I discovered a formalized way to court inspiration, or enter into a place where I tended to think poetically, when I followed Julia Cameron’s exercise in The Artist’s Way (a book and a practice). I was tasked to create my ideal “artist date,” a weekly time that’s set aside for things I loved to do. I found out that walking along rivers, going to museums, and sneaking out to matinees of blockbuster movies were equally effective for opening the window.
I PLAY TO WORK, I WORK TO PLAY
The motto I use in my profession is that “I play to work, and I work to play.” What my songwriting friends and I have in common, as we court inspiration, is that we invite creative disruption into our minds and lives. We disorient ourselves in service of discovering new patterns, ordering systems, and poetic priorities that can help us in this artistic construction called a song. In other words, we work to find ways to play.

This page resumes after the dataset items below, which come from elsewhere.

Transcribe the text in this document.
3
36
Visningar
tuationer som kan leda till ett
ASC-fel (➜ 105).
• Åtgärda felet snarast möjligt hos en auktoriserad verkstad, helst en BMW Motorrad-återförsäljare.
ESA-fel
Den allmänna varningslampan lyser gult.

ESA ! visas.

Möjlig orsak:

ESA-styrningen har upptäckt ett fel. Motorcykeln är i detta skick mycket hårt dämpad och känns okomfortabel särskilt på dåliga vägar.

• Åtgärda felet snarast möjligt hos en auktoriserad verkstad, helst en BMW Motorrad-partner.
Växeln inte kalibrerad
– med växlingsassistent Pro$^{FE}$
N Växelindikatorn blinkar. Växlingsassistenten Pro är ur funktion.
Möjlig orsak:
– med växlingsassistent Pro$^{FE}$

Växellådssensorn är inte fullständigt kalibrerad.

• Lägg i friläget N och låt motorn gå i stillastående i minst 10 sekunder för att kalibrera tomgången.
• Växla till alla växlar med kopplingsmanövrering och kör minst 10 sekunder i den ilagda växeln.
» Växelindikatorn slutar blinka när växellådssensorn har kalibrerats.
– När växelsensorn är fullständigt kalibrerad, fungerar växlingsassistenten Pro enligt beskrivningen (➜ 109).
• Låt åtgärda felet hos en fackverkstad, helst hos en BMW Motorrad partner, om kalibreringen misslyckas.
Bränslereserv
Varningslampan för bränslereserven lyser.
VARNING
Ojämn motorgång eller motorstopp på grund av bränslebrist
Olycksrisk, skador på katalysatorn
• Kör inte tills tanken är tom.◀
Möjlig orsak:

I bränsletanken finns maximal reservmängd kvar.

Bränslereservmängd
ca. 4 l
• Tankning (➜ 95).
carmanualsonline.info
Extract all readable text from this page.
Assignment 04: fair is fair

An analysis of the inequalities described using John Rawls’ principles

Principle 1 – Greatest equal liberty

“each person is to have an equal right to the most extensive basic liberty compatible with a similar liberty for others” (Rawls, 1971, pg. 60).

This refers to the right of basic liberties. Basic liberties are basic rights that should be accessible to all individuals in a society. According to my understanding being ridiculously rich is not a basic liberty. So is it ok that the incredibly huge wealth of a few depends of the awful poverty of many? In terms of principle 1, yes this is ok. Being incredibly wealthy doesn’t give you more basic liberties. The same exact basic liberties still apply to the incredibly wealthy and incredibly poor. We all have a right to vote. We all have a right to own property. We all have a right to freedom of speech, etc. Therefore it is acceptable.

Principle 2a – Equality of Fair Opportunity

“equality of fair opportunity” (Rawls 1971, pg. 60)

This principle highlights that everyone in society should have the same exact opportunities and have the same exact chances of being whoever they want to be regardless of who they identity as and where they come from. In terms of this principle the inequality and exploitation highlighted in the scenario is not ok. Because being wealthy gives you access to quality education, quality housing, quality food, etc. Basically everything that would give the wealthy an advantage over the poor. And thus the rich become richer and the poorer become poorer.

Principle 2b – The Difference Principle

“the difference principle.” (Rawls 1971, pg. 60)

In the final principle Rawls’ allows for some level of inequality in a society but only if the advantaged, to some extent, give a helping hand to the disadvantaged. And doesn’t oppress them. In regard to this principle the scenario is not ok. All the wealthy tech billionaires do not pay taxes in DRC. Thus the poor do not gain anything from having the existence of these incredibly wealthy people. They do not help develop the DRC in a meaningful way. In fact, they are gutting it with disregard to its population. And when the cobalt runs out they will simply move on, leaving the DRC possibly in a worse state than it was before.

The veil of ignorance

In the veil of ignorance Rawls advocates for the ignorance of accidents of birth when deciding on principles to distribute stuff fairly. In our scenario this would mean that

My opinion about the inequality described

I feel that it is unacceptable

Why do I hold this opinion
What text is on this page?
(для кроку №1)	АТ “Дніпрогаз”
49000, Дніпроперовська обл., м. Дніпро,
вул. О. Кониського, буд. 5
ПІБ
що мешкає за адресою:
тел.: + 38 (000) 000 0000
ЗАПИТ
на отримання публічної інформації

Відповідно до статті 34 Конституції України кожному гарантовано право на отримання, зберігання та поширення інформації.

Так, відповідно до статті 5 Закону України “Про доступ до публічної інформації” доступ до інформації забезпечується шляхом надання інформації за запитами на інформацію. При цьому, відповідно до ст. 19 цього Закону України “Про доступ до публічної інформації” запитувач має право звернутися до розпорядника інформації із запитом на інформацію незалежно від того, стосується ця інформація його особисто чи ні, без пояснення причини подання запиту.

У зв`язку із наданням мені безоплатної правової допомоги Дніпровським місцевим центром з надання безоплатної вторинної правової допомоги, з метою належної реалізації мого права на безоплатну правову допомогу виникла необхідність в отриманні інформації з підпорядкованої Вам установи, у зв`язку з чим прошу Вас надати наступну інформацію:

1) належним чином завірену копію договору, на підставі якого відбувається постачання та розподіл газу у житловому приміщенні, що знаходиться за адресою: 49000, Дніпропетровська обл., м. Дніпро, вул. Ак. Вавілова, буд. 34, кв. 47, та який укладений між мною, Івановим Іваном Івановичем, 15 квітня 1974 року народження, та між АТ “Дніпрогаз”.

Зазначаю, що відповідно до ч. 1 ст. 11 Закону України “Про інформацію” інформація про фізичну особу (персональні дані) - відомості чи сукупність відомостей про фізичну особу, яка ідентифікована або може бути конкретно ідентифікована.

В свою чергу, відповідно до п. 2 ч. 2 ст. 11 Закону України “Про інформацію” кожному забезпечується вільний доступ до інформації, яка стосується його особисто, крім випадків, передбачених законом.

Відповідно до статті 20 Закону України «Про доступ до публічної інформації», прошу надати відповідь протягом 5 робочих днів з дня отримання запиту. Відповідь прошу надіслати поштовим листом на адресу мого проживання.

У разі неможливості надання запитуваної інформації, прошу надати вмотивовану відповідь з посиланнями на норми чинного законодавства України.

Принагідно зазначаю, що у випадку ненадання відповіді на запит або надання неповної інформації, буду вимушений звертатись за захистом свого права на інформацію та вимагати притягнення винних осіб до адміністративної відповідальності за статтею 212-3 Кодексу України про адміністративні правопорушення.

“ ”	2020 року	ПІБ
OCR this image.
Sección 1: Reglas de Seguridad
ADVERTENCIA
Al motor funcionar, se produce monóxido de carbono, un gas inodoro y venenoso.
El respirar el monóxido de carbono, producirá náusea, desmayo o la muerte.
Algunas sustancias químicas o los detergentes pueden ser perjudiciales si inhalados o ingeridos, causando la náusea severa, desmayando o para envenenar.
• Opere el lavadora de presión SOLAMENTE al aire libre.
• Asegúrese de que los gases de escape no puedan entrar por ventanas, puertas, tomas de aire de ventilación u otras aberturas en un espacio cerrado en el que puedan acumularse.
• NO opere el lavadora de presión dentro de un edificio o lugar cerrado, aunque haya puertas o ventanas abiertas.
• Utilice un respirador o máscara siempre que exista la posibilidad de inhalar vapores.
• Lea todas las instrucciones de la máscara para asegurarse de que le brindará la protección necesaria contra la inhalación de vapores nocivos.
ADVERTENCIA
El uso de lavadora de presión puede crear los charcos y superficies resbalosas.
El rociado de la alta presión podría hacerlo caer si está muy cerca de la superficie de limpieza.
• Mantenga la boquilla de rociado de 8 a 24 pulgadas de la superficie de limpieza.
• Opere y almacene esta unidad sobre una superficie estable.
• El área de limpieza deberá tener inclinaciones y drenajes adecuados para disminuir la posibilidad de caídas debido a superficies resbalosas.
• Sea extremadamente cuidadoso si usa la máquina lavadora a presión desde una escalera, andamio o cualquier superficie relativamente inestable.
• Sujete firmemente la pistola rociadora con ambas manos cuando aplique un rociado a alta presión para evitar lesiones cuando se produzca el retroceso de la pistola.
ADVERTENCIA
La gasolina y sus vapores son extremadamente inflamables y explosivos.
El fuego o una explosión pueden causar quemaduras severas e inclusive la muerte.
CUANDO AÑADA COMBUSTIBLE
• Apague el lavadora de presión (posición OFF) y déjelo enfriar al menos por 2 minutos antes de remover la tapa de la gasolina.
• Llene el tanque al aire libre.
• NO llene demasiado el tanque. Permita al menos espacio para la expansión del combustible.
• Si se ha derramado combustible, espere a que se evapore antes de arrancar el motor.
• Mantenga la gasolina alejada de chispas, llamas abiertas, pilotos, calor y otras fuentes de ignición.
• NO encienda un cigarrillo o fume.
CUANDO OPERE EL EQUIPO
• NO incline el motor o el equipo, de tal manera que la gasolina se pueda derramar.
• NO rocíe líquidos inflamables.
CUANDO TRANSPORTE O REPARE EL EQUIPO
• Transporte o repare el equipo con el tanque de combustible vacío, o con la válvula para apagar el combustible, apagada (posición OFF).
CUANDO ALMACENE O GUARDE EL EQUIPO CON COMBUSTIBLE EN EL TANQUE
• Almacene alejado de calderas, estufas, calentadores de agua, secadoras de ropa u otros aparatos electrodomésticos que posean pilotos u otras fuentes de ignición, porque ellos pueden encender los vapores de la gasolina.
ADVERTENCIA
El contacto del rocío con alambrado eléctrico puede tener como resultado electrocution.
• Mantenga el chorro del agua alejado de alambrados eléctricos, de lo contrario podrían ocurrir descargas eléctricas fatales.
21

I used to think that by going to museums, the power of the artwork, like a tea bag in water, would infuse itself naturally into my psyche and inspire my songs. Now I know there is a mental middle step between my inspiration totems and the writing of a song. What a museum trip really did was jog my mind out of its list-making, breadwinning activities. Looking at other people’s art took enough gravity out of everyday life to rearrange my linear, objective reality.
If I see a spider in my house, I find a way to get it out of my house. That’s my activity. Maybe, as I convey the spider out the door on an old guitar string, I’ll think of the spiderweb as a home within my home. I’ll imagine a little spiderweb replica of my house. I’ll allow my poetic thinking to disrupt the brain circuit of doing household jobs.
But if, in the course of keeping a house clean, I’m not entertaining metaphors and poetic perspectives, I can leave the house, go to the museum, and see Louise Bourgeois’s room-size Spider. A spider will go from the object of my daily activities to the subject of my thinking about webs, homes, symmetry, secrets, fear, shame, and who knows what else. Museums are playgrounds for my mind.